Рядом, раненный в грудь осколками, Умер самый мой лучший друг. Злой кустарник шипами колкими Не встревожит раскинутых рук. Зря черемуха, ветками свесившись, Льет цветов аромат густой, — Сколько долгих военных месяцев Мы дружили дружбой простой… В жарких спорах бровей не хмурили, И делились последней махрой. И помечен пятнами бурыми Наших серых шинелей покрой. Словно жаркой пустыней высушен, Глаз мой сух, и слез больше нет. На кощунственно белый вишенник Кровь зари проливает рассвет…

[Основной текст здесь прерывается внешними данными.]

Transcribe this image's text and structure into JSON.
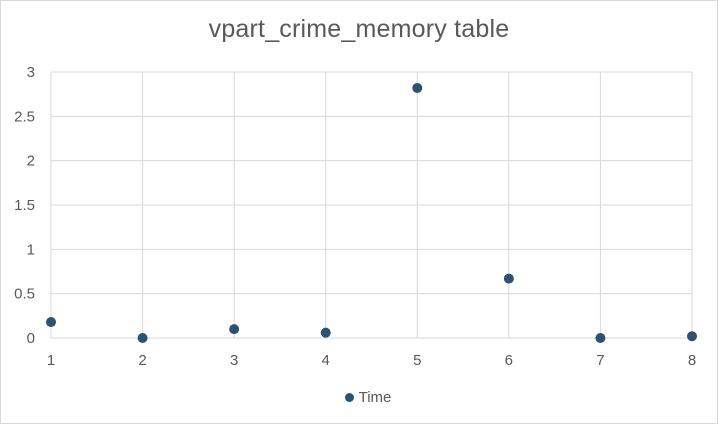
{
  "chart_data": {
    "type": "scatter",
    "title": "vpart_crime_memory table",
    "xlabel": "",
    "ylabel": "",
    "xlim": [
      1,
      8
    ],
    "ylim": [
      0,
      3
    ],
    "x_ticks": [
      "1",
      "2",
      "3",
      "4",
      "5",
      "6",
      "7",
      "8"
    ],
    "y_ticks": [
      "0",
      "0.5",
      "1",
      "1.5",
      "2",
      "2.5",
      "3"
    ],
    "grid": true,
    "legend": "bottom",
    "series": [
      {
        "name": "Time",
        "color": "#2e5073",
        "x": [
          1,
          2,
          3,
          4,
          5,
          6,
          7,
          8
        ],
        "y": [
          0.18,
          0.0,
          0.1,
          0.06,
          2.82,
          0.67,
          0.0,
          0.02
        ]
      }
    ]
  }
}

Великанов читал искренне, сердечно. И когда он кончил, Николай, вздохнув, сказал:

— У меня тоже дружок погиб… Из разведки не вернулся. Любил и стихи, и разные истории, и песни. А самая любимая песня была у него… — он пригорюнился, отвернулся к люку, сквозь который в вагон пробивался яркий солнечный свет, и запел вполголоса приятным баском:

Коптилка, коптилка, чего ты мигаешь,

И так в блиндаже полумрак и тоска.

Пойми ты, коптилка, что мы ожидаем

Из дальнего вражьего тыла дружка…

— Ожидаем… — грустно повторил кто-то снизу. — Сами вот по дальним тылам в товарняке, будто скот на убой, следуем.

Возле полотна железной дороги надсадно заурчали моторы. Николай оборвал песню и заглянул в люк. По шоссе двигались танки. Раскачиваясь и переваливаясь с боку на бок, переползали они взорванный бетонный мосток. Башни их были открыты. Танкисты в пробковых шлемофонах, выставившись по пояс, размахивали руками, улыбались, что-то кричали друг другу.

— Сюда бы звено штурмовиков, — процедил сквозь зубы Николай. — Дали бы они этим…

Плюгавый солдат с круглым лицом и оттопыренными ушами, которые делали его похожим на летучую мышь, сказал, тараща на Николая водянистые глаза:

— Не навоевался ишшо? А по мне хватит кровушку лить… Плен-то ишшо лучше для нас. Кончится драчка, а мы — целехоньки. Чай, не сожрут нас немцы-то. Глядишь, и к Дуняшке с ногами, руками ворочуся…

— Такое рыло и близко к себе она не допустит, — бросил кто-то.

— Я плох? Чай, не хужее тебя.

— Заткнись! Еще с нами равняться! Тебя и человеком называть совестно. Сволочь крапчатая!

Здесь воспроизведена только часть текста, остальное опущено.